Institute of Condensed Matter & Nanosciences, Université catholique de Louvain, Croix du Sud 2/18, B-1348 Louvain-la-Neuve, Belgium.
Nanomedicine (Lond). 2011 Feb;6(2):395-403. doi: 10.2217/nnm.10.151.
Progress in nanomedicine relies on the development of advanced tools for imaging and manipulating biological systems on the nanoscale. Atomic force microscopy (AFM) techniques have emerged as a powerful platform for analyzing the structure, properties and functions of microbial pathogens. AFM imaging enables researchers to observe microbial cell walls in solution and at high resolution, and to monitor their remodeling upon interaction with drugs. In addition, single-molecule force spectroscopy analyzes the localization, mechanics and interactions of the individual cell wall constituents, thereby contributing to elucidate the molecular bases of cell adhesion (nanoadhesome) and mechanosensing (nanosensosome). In the future, AFM-based nanoscopy should have an important impact on nanomedicine, particularly for understanding microbe-drug and microbe-host interactions, and for developing new antimicrobial strategies.

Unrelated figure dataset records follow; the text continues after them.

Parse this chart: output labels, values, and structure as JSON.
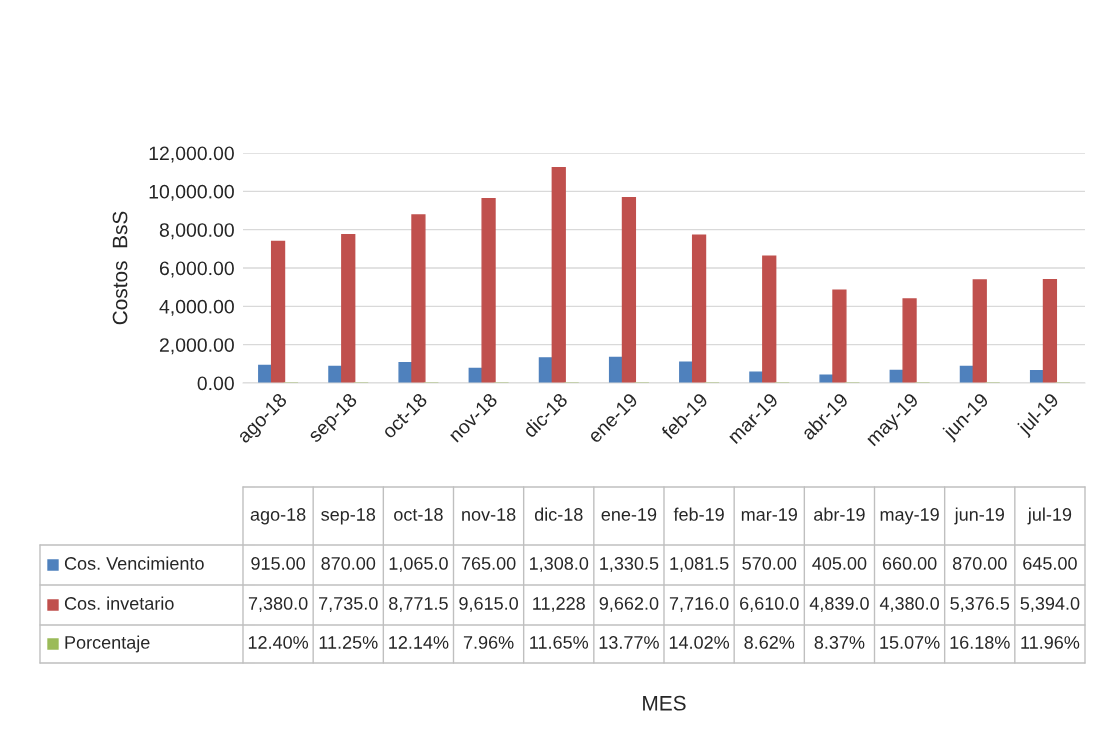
{
  "chart_data": {
    "type": "bar",
    "ylabel": "Costos  BsS",
    "annotations": [
      "MES"
    ],
    "categories": [
      "ago-18",
      "sep-18",
      "oct-18",
      "nov-18",
      "dic-18",
      "ene-19",
      "feb-19",
      "mar-19",
      "abr-19",
      "may-19",
      "jun-19",
      "jul-19"
    ],
    "series": [
      {
        "name": "Cos. Vencimiento",
        "color": "#4f81bd",
        "values": [
          915,
          870,
          1065,
          765,
          1308,
          1330.5,
          1081.5,
          570,
          405,
          660,
          870,
          645
        ],
        "value_labels": [
          "915.00",
          "870.00",
          "1,065.0",
          "765.00",
          "1,308.0",
          "1,330.5",
          "1,081.5",
          "570.00",
          "405.00",
          "660.00",
          "870.00",
          "645.00"
        ]
      },
      {
        "name": "Cos. invetario",
        "color": "#c0504d",
        "values": [
          7380,
          7735,
          8771.5,
          9615,
          11228,
          9662,
          7716,
          6610,
          4839,
          4380,
          5376.5,
          5394
        ],
        "value_labels": [
          "7,380.0",
          "7,735.0",
          "8,771.5",
          "9,615.0",
          "11,228",
          "9,662.0",
          "7,716.0",
          "6,610.0",
          "4,839.0",
          "4,380.0",
          "5,376.5",
          "5,394.0"
        ]
      },
      {
        "name": "Porcentaje",
        "color": "#9bbb59",
        "values": [
          0.124,
          0.1125,
          0.1214,
          0.0796,
          0.1165,
          0.1377,
          0.1402,
          0.0862,
          0.0837,
          0.1507,
          0.1618,
          0.1196
        ],
        "value_labels": [
          "12.40%",
          "11.25%",
          "12.14%",
          "7.96%",
          "11.65%",
          "13.77%",
          "14.02%",
          "8.62%",
          "8.37%",
          "15.07%",
          "16.18%",
          "11.96%"
        ]
      }
    ],
    "ylim": [
      0,
      12000
    ],
    "yticks": [
      {
        "value": 0,
        "label": "0.00"
      },
      {
        "value": 2000,
        "label": "2,000.00"
      },
      {
        "value": 4000,
        "label": "4,000.00"
      },
      {
        "value": 6000,
        "label": "6,000.00"
      },
      {
        "value": 8000,
        "label": "8,000.00"
      },
      {
        "value": 10000,
        "label": "10,000.00"
      },
      {
        "value": 12000,
        "label": "12,000.00"
      }
    ],
    "grid": "y",
    "legend": "bottom left"
  }
}
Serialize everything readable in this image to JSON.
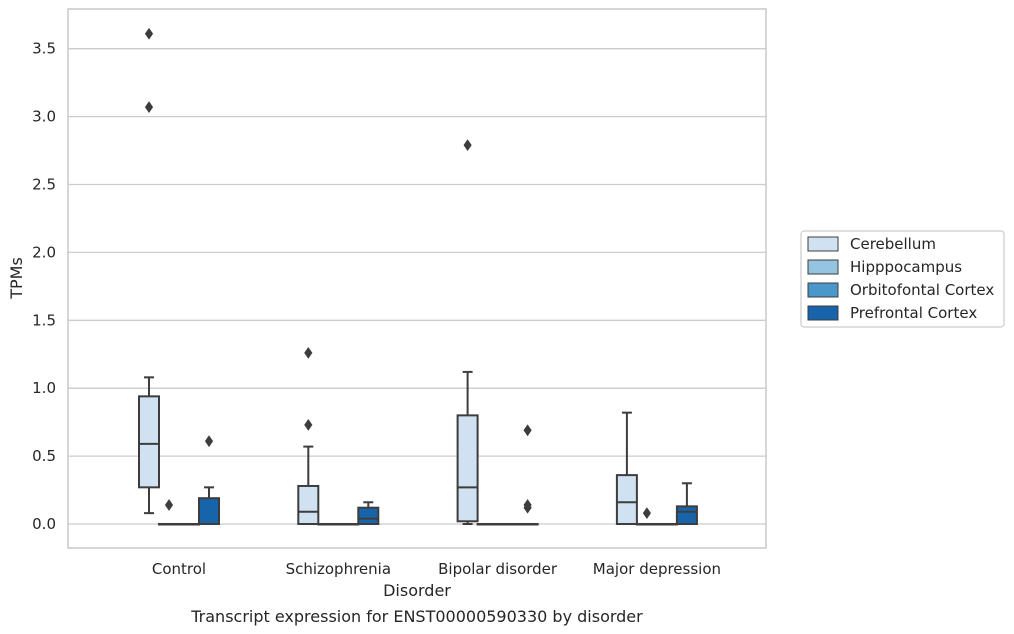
{
  "chart_data": {
    "type": "box",
    "title": "",
    "caption": "Transcript expression for ENST00000590330 by disorder",
    "xlabel": "Disorder",
    "ylabel": "TPMs",
    "ylim": [
      -0.18,
      3.8
    ],
    "yticks": [
      0.0,
      0.5,
      1.0,
      1.5,
      2.0,
      2.5,
      3.0,
      3.5
    ],
    "ytick_labels": [
      "0.0",
      "0.5",
      "1.0",
      "1.5",
      "2.0",
      "2.5",
      "3.0",
      "3.5"
    ],
    "categories": [
      "Control",
      "Schizophrenia",
      "Bipolar disorder",
      "Major depression"
    ],
    "grid": "horizontal",
    "legend_position": "right",
    "series": [
      {
        "name": "Cerebellum",
        "color": "#d0e1f2",
        "boxes": [
          {
            "whisker_low": 0.08,
            "q1": 0.27,
            "median": 0.59,
            "q3": 0.94,
            "whisker_high": 1.08,
            "outliers": [
              3.07,
              3.61
            ]
          },
          {
            "whisker_low": 0.0,
            "q1": 0.0,
            "median": 0.09,
            "q3": 0.28,
            "whisker_high": 0.57,
            "outliers": [
              0.73,
              1.26
            ]
          },
          {
            "whisker_low": 0.0,
            "q1": 0.02,
            "median": 0.27,
            "q3": 0.8,
            "whisker_high": 1.12,
            "outliers": [
              2.79
            ]
          },
          {
            "whisker_low": 0.0,
            "q1": 0.0,
            "median": 0.16,
            "q3": 0.36,
            "whisker_high": 0.82,
            "outliers": []
          }
        ]
      },
      {
        "name": "Hipppocampus",
        "color": "#94c4df",
        "boxes": [
          {
            "whisker_low": 0.0,
            "q1": 0.0,
            "median": 0.0,
            "q3": 0.0,
            "whisker_high": 0.0,
            "outliers": [
              0.14
            ]
          },
          {
            "whisker_low": 0.0,
            "q1": 0.0,
            "median": 0.0,
            "q3": 0.0,
            "whisker_high": 0.0,
            "outliers": []
          },
          {
            "whisker_low": 0.0,
            "q1": 0.0,
            "median": 0.0,
            "q3": 0.0,
            "whisker_high": 0.0,
            "outliers": []
          },
          {
            "whisker_low": 0.0,
            "q1": 0.0,
            "median": 0.0,
            "q3": 0.0,
            "whisker_high": 0.0,
            "outliers": [
              0.08
            ]
          }
        ]
      },
      {
        "name": "Orbitofontal Cortex",
        "color": "#4a98c9",
        "boxes": [
          {
            "whisker_low": 0.0,
            "q1": 0.0,
            "median": 0.0,
            "q3": 0.0,
            "whisker_high": 0.0,
            "outliers": []
          },
          {
            "whisker_low": 0.0,
            "q1": 0.0,
            "median": 0.0,
            "q3": 0.0,
            "whisker_high": 0.0,
            "outliers": []
          },
          {
            "whisker_low": 0.0,
            "q1": 0.0,
            "median": 0.0,
            "q3": 0.0,
            "whisker_high": 0.0,
            "outliers": []
          },
          {
            "whisker_low": 0.0,
            "q1": 0.0,
            "median": 0.0,
            "q3": 0.0,
            "whisker_high": 0.0,
            "outliers": []
          }
        ]
      },
      {
        "name": "Prefrontal Cortex",
        "color": "#1764ab",
        "boxes": [
          {
            "whisker_low": 0.0,
            "q1": 0.0,
            "median": 0.0,
            "q3": 0.19,
            "whisker_high": 0.27,
            "outliers": [
              0.61
            ]
          },
          {
            "whisker_low": 0.0,
            "q1": 0.0,
            "median": 0.04,
            "q3": 0.12,
            "whisker_high": 0.16,
            "outliers": []
          },
          {
            "whisker_low": 0.0,
            "q1": 0.0,
            "median": 0.0,
            "q3": 0.0,
            "whisker_high": 0.0,
            "outliers": [
              0.12,
              0.14,
              0.69
            ]
          },
          {
            "whisker_low": 0.0,
            "q1": 0.0,
            "median": 0.09,
            "q3": 0.13,
            "whisker_high": 0.3,
            "outliers": []
          }
        ]
      }
    ]
  }
}
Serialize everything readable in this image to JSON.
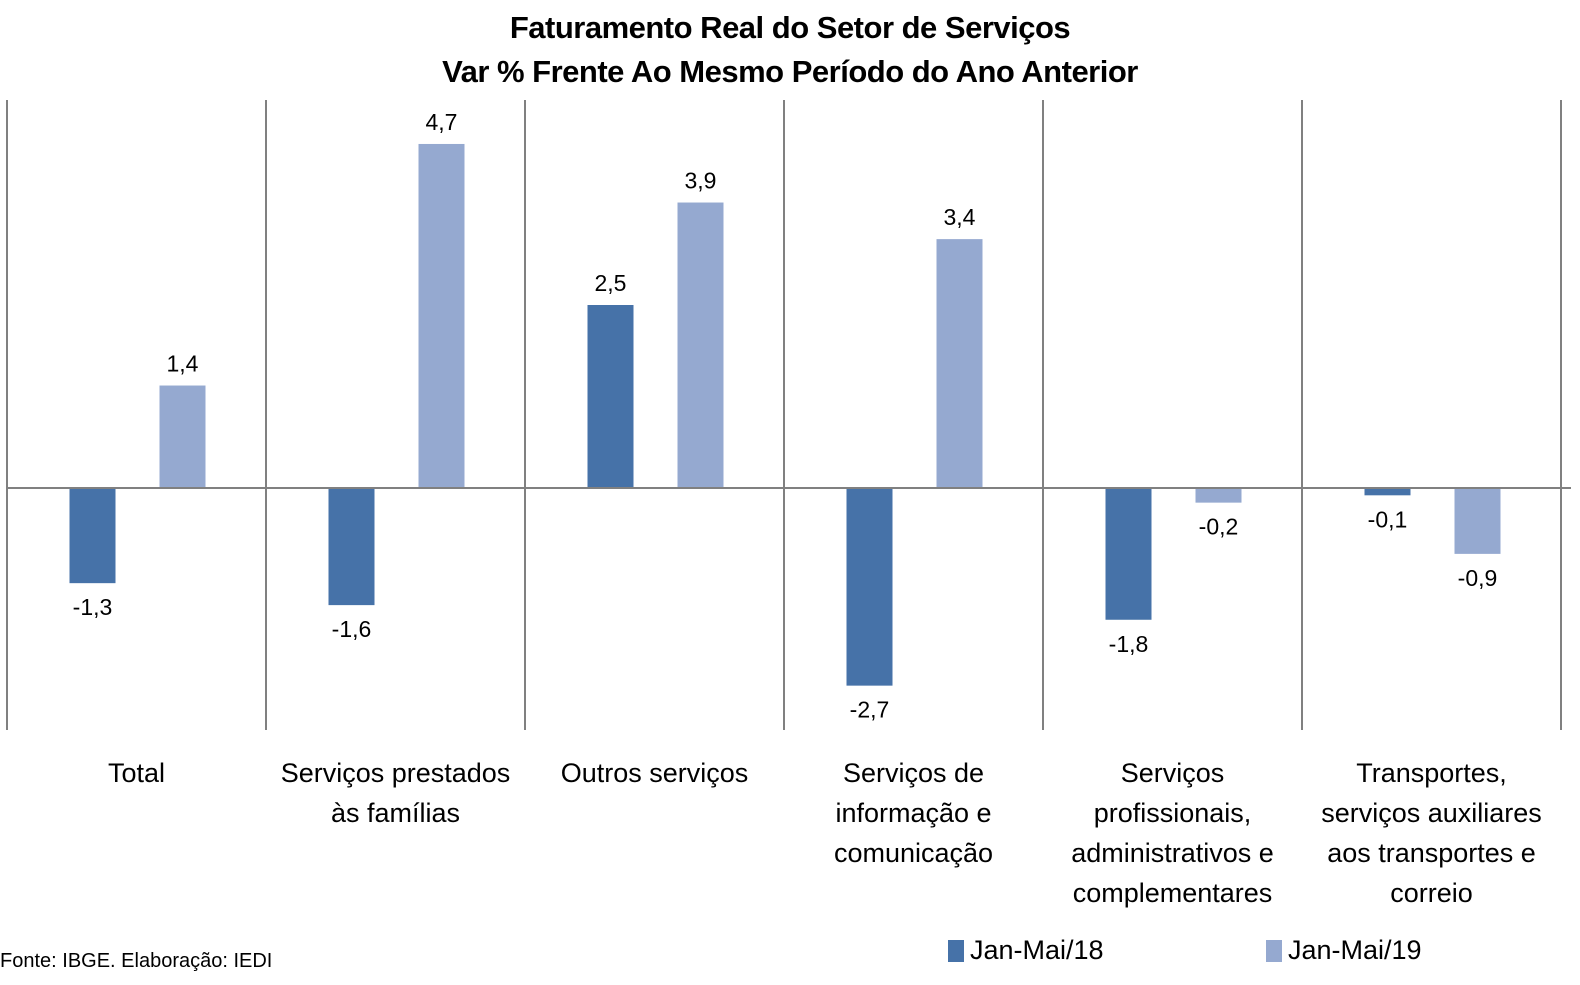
{
  "chart_data": {
    "type": "bar",
    "title": "Faturamento Real do Setor de Serviços",
    "subtitle": "Var % Frente Ao Mesmo Período do Ano Anterior",
    "xlabel": "",
    "ylabel": "",
    "ylim": [
      -3.3,
      5.3
    ],
    "grid": false,
    "legend_position": "bottom-right",
    "categories": [
      "Total",
      "Serviços prestados\nàs famílias",
      "Outros serviços",
      "Serviços de\ninformação e\ncomunicação",
      "Serviços\nprofissionais,\nadministrativos e\ncomplementares",
      "Transportes,\nserviços auxiliares\naos transportes e\ncorreio"
    ],
    "series": [
      {
        "name": "Jan-Mai/18",
        "color": "#4672A8",
        "values": [
          -1.3,
          -1.6,
          2.5,
          -2.7,
          -1.8,
          -0.1
        ],
        "labels": [
          "-1,3",
          "-1,6",
          "2,5",
          "-2,7",
          "-1,8",
          "-0,1"
        ]
      },
      {
        "name": "Jan-Mai/19",
        "color": "#95A9D0",
        "values": [
          1.4,
          4.7,
          3.9,
          3.4,
          -0.2,
          -0.9
        ],
        "labels": [
          "1,4",
          "4,7",
          "3,9",
          "3,4",
          "-0,2",
          "-0,9"
        ]
      }
    ]
  },
  "source": "Fonte: IBGE. Elaboração: IEDI"
}
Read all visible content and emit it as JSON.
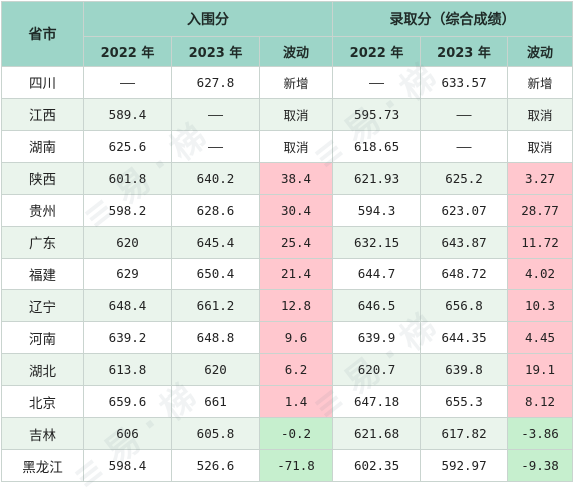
{
  "header": {
    "province": "省市",
    "group_enroll": "入围分",
    "group_admit": "录取分（综合成绩）",
    "col_2022": "2022 年",
    "col_2023": "2023 年",
    "col_change": "波动"
  },
  "rows": [
    {
      "province": "四川",
      "e22": "——",
      "e23": "627.8",
      "ed": "新增",
      "a22": "——",
      "a23": "633.57",
      "ad": "新增"
    },
    {
      "province": "江西",
      "e22": "589.4",
      "e23": "——",
      "ed": "取消",
      "a22": "595.73",
      "a23": "——",
      "ad": "取消"
    },
    {
      "province": "湖南",
      "e22": "625.6",
      "e23": "——",
      "ed": "取消",
      "a22": "618.65",
      "a23": "——",
      "ad": "取消"
    },
    {
      "province": "陕西",
      "e22": "601.8",
      "e23": "640.2",
      "ed": "38.4",
      "a22": "621.93",
      "a23": "625.2",
      "ad": "3.27"
    },
    {
      "province": "贵州",
      "e22": "598.2",
      "e23": "628.6",
      "ed": "30.4",
      "a22": "594.3",
      "a23": "623.07",
      "ad": "28.77"
    },
    {
      "province": "广东",
      "e22": "620",
      "e23": "645.4",
      "ed": "25.4",
      "a22": "632.15",
      "a23": "643.87",
      "ad": "11.72"
    },
    {
      "province": "福建",
      "e22": "629",
      "e23": "650.4",
      "ed": "21.4",
      "a22": "644.7",
      "a23": "648.72",
      "ad": "4.02"
    },
    {
      "province": "辽宁",
      "e22": "648.4",
      "e23": "661.2",
      "ed": "12.8",
      "a22": "646.5",
      "a23": "656.8",
      "ad": "10.3"
    },
    {
      "province": "河南",
      "e22": "639.2",
      "e23": "648.8",
      "ed": "9.6",
      "a22": "639.9",
      "a23": "644.35",
      "ad": "4.45"
    },
    {
      "province": "湖北",
      "e22": "613.8",
      "e23": "620",
      "ed": "6.2",
      "a22": "620.7",
      "a23": "639.8",
      "ad": "19.1"
    },
    {
      "province": "北京",
      "e22": "659.6",
      "e23": "661",
      "ed": "1.4",
      "a22": "647.18",
      "a23": "655.3",
      "ad": "8.12"
    },
    {
      "province": "吉林",
      "e22": "606",
      "e23": "605.8",
      "ed": "-0.2",
      "a22": "621.68",
      "a23": "617.82",
      "ad": "-3.86"
    },
    {
      "province": "黑龙江",
      "e22": "598.4",
      "e23": "526.6",
      "ed": "-71.8",
      "a22": "602.35",
      "a23": "592.97",
      "ad": "-9.38"
    }
  ],
  "colors": {
    "header_bg": "#9dd5c8",
    "stripe_bg": "#eaf4ec",
    "increase_bg": "#ffc7ce",
    "decrease_bg": "#c6efce"
  }
}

纳米医学的进展依赖于开发用于在纳米尺度上成像和操纵生物系统的先进工具。原子力显微镜(AFM)技术已成为分析微生物病原体的结构、性质和功能的强大平台。AFM 成像使研究人员能够观察溶液中微生物细胞壁的形态,并以高分辨率进行观察,还可以监测它们与药物相互作用时的重塑过程。此外,单分子力谱分析了单个细胞壁成分的定位、力学和相互作用,从而有助于阐明细胞黏附(纳米黏合体)和机械感应(纳米感应体)的分子基础。未来,基于 AFM 的纳米显微镜应该对纳米医学产生重要影响,特别是对于理解微生物-药物和微生物-宿主的相互作用,以及开发新的抗菌策略。